Are the two norms equivalent? And if $\pi:A^+\rightarrow\mathbb{C}$ is the natural homomorphism, and $A^+$ is given the second norm, is it still true that $||\pi||\leq 1$ when $A$ is a Banach (not necessarily $C^*$) algebra?
Let $\| \cdot \|$ be the norm on $A$, but the other two norms let be $$ \| (a,\lambda)\|_1=\| a\|+|\lambda|\quad \text{and}\quad \| (a,\lambda)\|_2=\sup\{ \| ab+\lambda b\|; b\in A, \| b\| \leq 1\}. $$ It is obvious that $\| ab+\lambda b\| \leq (\| a\|+|\lambda|)\| b\|$ which gives $\|(a,\lambda)\|_2\leq \|(a,\lambda)\|_1$. Hence, the identity operator $I:(a,\lambda) \mapsto (a,\lambda)$ is a bounded bijection from $(A^+, \| \cdot \|_1)$ to $(A^+, \| \cdot \|_2)$. By the Open Mapping Theorem, the inverse is bounded as well, i.e., there exists a constant $c>0$ such that $\|(a,\lambda)\|_1\leq c \|(a,\lambda)\|_2$. This proves the equivalence of the norms.

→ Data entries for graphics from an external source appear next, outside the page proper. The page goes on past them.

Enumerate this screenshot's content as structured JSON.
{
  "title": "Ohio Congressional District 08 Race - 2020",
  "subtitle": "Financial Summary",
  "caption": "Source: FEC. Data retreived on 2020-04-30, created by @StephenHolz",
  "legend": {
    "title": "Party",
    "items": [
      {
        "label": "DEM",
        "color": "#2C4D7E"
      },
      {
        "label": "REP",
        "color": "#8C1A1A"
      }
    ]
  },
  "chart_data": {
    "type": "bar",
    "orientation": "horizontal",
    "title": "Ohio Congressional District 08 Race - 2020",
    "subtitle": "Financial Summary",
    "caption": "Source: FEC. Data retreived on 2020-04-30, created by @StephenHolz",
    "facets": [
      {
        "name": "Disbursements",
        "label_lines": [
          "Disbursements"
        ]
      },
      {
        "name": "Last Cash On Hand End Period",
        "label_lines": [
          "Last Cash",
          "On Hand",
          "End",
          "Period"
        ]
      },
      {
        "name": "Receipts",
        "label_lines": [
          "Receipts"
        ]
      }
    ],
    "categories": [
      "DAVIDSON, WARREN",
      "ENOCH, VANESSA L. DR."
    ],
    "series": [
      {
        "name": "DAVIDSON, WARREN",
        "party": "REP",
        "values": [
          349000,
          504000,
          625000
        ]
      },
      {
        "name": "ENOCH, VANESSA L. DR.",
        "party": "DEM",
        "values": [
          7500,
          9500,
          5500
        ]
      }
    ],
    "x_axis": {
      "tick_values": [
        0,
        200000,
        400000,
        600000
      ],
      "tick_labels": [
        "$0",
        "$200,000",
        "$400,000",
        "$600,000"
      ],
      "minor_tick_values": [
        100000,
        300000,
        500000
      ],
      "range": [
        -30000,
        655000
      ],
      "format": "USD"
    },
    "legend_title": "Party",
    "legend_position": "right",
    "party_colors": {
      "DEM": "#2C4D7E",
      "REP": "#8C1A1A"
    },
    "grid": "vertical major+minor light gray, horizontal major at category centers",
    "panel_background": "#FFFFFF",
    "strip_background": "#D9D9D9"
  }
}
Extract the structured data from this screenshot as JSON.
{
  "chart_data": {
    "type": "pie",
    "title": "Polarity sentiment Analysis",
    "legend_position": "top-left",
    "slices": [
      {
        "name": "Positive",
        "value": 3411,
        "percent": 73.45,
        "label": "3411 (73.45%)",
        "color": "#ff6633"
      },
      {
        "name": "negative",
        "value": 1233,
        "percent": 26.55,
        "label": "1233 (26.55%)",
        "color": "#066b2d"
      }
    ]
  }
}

Let $\pi:(A^+,\| \cdot\|) \to {\mathbb C}$ be given by $\pi(a,\lambda)=\lambda$, where $\| \cdot \|$ is an arbitrary norm which makes $A^+$ a unital Banach algebra. It is easy to see that $\pi$ is a nonzero homomorphism. Since $\pi$ is multiplicative it maps invertible elements into invertible elements (=non-zero numbers). Denote by $\sigma(\cdot)$ the spectrum and by $r(\cdot)$ the spectral radius. It is obvious that $\sigma(\pi(a,\lambda))=\{\lambda\}$ and $\lambda\in \sigma((a,\lambda))$. Hence $|\lambda|=r(\pi(a,\lambda))\leq r((a,\lambda))$. It is a standard fact that in any unital Banach algebra the spectral radius is smaller than the norm. Thus we conclude that $$ |\lambda|=r(\pi((a,\lambda))\leq r((a,\lambda))\leq\|(a,\lambda)\|. $$ Hence $\| \pi\| \leq 1$. Actually, $\| \pi\|=1$ as $\pi((0,1))=1$.